Dans le huitième chapitre de Le sens religieux, don Giussani nous fait saisir la tragédie d'un homme qui, ayant perdu « la totalité de ses facteurs », se perd lui-même ; il cite alors Soljénitsyne qui documente au contraire une possibilité de résistance à la prise de pouvoir, le pouvoir dans sa forme la plus extrême, celle du totalitarisme soviétique, que l'écrivain avait appris à connaître dès le début (il était né en 1918) et qui marquerait toute sa vie.
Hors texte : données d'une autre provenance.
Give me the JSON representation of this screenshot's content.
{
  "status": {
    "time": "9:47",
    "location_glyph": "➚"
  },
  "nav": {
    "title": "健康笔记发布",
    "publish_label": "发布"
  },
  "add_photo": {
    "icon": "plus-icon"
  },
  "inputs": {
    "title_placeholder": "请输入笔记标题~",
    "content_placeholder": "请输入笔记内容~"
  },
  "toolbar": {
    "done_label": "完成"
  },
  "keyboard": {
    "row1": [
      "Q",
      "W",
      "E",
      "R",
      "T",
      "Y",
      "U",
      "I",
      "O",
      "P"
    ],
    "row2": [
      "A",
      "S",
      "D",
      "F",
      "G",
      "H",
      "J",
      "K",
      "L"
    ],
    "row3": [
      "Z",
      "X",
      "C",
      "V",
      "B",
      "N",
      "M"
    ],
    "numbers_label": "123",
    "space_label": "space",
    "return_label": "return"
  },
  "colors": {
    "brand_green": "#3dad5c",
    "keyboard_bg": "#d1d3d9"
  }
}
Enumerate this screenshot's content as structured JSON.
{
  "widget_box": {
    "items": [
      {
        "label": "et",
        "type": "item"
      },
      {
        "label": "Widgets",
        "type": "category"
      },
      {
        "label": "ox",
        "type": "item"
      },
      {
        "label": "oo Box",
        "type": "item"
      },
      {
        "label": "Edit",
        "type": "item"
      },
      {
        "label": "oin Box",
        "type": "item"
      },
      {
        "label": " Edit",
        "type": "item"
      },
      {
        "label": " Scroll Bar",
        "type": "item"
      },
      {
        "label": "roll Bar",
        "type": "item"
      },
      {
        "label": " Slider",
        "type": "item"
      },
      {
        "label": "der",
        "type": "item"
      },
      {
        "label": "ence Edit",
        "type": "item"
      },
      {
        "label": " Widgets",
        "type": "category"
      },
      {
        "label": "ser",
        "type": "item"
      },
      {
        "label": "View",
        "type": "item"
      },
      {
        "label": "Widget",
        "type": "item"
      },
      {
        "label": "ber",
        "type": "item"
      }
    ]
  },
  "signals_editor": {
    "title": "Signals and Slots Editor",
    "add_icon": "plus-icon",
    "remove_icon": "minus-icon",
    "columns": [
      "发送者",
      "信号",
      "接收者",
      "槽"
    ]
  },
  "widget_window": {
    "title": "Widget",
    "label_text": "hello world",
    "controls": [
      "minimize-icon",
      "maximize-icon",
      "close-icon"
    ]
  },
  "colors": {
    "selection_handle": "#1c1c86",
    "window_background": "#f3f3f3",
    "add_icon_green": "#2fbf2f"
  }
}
Il l’a marqué d'abord en le fascinant par le rêve d'un monde nouveau, puis en le rejetant par la pratique d'une violence meurtrière, ensuite en le transformant en un opposant irréductible (huit ans de camp à partir de 1945, l'exil après 1974), et en finissant par succomber. Soljénitsyne, au contraire, lui survivrait, retournant dans sa patrie en 1994 et assistant (jusqu'à sa mort en 2008) à son difficile chemin vers une démocratisation inachevée.
De même qu’il avait été le témoin de la noblesse irréductible d’individus apparemment parmi les plus insignifiants, Soljénitsyne avait donc aussi été l'observateur de la grande histoire où il avait vu la tentative de détruire l'humanité jusque dans ses racines et où il avait également su saisir et dénoncer l’instrument avec lequel le régime avait cherché à réaliser ce projet, l'idéologie, qui, non par hasard, est évoquée par don Giussani en citant justement Soljénitsyne : « Les forces spirituelles des méchants chez Shakespeare se limitaient à une dizaine de cadavres : parce qu'ils manquaient d'idéologie… Grâce à l'idéologie, le XXe siècle a expérimenté une méchanceté exercée sur des millions de personnes ».
C'est précisément le dépassement de l'idéologie par la redécouverte de l'infini de la réalité « non faite de main d'homme » qui avait été pour Soljénitsyne la voie qui l'avait conduit à redécouvrir une signification bonne de l'être au milieu des tragédies du siècle et de sa propre existence personnelle (qui en plus de la révolution et de la guerre avait dû surmonter aussi l'épreuve d'une tumeur).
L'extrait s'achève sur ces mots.